Visual SlickEdit 5.0
Tagging of source and header files is an important part of SlickEdit's functionality. Emacs and vi users will be familiar with ctags and etags, two separate utilities for generating tag files. Tagging is useful in any programming project with more than a few source files, as it helps the programmer keep track of just where functions and classes are defined. Usage of tag files in SlickEdit is similar to that in Emacs; a keystroke summons a window with the tag reference. SlickEdit's approach is easier to learn for those unfamiliar with Emacs, vi and UNIX in general. As with other UNIX-like functionality in SlickEdit, instead of using separate command-line utilities with their own peculiar syntaxes, etc., the tagging utilities are built into the editor and are accessed via dialog boxes.
The first time a new user starts up SlickEdit, the tag-generation utility attempts to build a tag-file database of source-code files in the current directory, if any, and of general compiler header files. In my case, the header files in /usr/X11R6/include and /usr/include, as well as the Linux kernel source header files, were all catalogued. Tag files are used by the Class Browser, allowing the user to quickly find classes, functions, variables and other code constructs referred to in source files.
SlickEdit's tagging facility is an impressive piece of work, effectively bringing an esoteric and somewhat abstruse but enormously useful facility to a broader programming community.

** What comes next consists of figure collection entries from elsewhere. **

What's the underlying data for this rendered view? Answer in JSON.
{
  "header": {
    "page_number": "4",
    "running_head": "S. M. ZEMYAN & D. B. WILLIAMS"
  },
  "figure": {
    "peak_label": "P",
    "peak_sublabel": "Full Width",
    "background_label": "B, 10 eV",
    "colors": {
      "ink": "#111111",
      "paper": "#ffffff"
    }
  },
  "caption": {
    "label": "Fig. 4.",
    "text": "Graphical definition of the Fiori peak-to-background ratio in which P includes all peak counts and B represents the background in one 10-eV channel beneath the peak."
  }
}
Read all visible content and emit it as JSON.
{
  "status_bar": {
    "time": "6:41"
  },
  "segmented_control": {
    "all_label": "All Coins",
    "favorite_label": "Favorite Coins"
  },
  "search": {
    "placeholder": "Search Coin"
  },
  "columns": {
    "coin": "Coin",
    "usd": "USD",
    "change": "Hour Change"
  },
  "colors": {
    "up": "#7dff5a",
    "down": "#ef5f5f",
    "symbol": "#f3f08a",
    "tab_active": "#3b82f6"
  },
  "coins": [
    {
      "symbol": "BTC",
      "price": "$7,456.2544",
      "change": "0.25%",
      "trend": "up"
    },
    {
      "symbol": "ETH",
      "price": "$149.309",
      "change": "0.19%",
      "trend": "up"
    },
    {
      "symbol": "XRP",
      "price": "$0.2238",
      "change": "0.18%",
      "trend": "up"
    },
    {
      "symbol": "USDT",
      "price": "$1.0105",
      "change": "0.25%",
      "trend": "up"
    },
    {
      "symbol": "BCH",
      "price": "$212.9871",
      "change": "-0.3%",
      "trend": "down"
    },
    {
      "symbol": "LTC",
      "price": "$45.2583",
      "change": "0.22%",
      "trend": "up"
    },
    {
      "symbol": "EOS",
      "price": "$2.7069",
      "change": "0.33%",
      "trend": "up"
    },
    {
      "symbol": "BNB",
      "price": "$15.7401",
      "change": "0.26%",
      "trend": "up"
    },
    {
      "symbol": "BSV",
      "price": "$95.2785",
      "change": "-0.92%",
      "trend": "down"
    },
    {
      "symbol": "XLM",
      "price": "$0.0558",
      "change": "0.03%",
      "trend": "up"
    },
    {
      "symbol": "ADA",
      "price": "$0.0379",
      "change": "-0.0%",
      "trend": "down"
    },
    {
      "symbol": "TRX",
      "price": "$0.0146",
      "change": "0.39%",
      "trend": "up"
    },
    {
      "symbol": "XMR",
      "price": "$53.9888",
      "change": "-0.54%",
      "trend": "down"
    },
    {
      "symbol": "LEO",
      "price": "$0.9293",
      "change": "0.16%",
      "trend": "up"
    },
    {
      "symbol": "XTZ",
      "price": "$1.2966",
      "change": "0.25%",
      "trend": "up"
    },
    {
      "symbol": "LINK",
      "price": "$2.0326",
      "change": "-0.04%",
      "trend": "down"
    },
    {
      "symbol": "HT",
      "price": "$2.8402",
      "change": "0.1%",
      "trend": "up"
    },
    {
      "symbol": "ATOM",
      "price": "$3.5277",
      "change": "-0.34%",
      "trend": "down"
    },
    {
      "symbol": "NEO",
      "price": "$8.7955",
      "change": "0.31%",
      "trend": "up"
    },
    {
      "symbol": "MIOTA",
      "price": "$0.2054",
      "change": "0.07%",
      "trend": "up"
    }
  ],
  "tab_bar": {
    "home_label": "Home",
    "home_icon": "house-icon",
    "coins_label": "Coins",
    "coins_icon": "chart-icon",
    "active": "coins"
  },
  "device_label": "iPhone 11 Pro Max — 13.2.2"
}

Bucking the lamentable software industry trend toward less documentation, SlickEdit is bundled with a three-hundred-page hard-copy manual, and the same material is also available on-line through an integrated help facility. This documentation is clearly written and well-illustrated. A complete reference to the Slick-C language is included, a helpful feature for project leaders with a desire to tailor the editor to the work at hand.
At $295.00 per copy ($99.00 for an upgrade from a previous version), prospective users might wonder if the program is worth that much, considering so many free, high-quality editors are available for Linux, each with active and responsive developer and user communities. The answer is: it all depends on how much time you have available for learning to use an editor effectively, and even more important, how much time and inclination your co-workers have to spare. Nearly all of the functionality of SlickEdit can be duplicated by the various versions of Emacs or vi, but only at the expense of time for tracking down the necessary packages and configurations. This may be second nature for programmers imbued with the UNIX philosophy, but what about that co-worker who is more accustomed to Visual C++? SlickEdit provides a sort of neutral ground, an environment which is acceptable to programmers from a variety of backgrounds. The cross-platform nature of this editor is one of its strongest selling points, especially significant now that more and more commercial software is being released in versions for a variety of operating systems.
SlickEdit probably won't appeal to many solitary or academic programmers; its niche is corporate programming environments, where a common style of code and project files can increase productivity.
MicroEdge maintains a web site for SlickEdit users and prospective customers at http://www.slickedit.com/. Patches for registered users are available there, as well as macros and tips from other users and the MicroEdge developers.
SlickEdit is a mature Linux product; this isn't one of those Windows applications quickly ported to Linux. MicroEdge has been supporting Linux for several years now, and this is evident in the stability and usability of the editor. While SlickEdit may be priced out of the range of the typical Linux home user, the price is not out of line for a product intended for business use. The advantages for group usage, including sharing files, projects and configurations, along with excellent support from MicroEdge, make the product a good value in its intended market.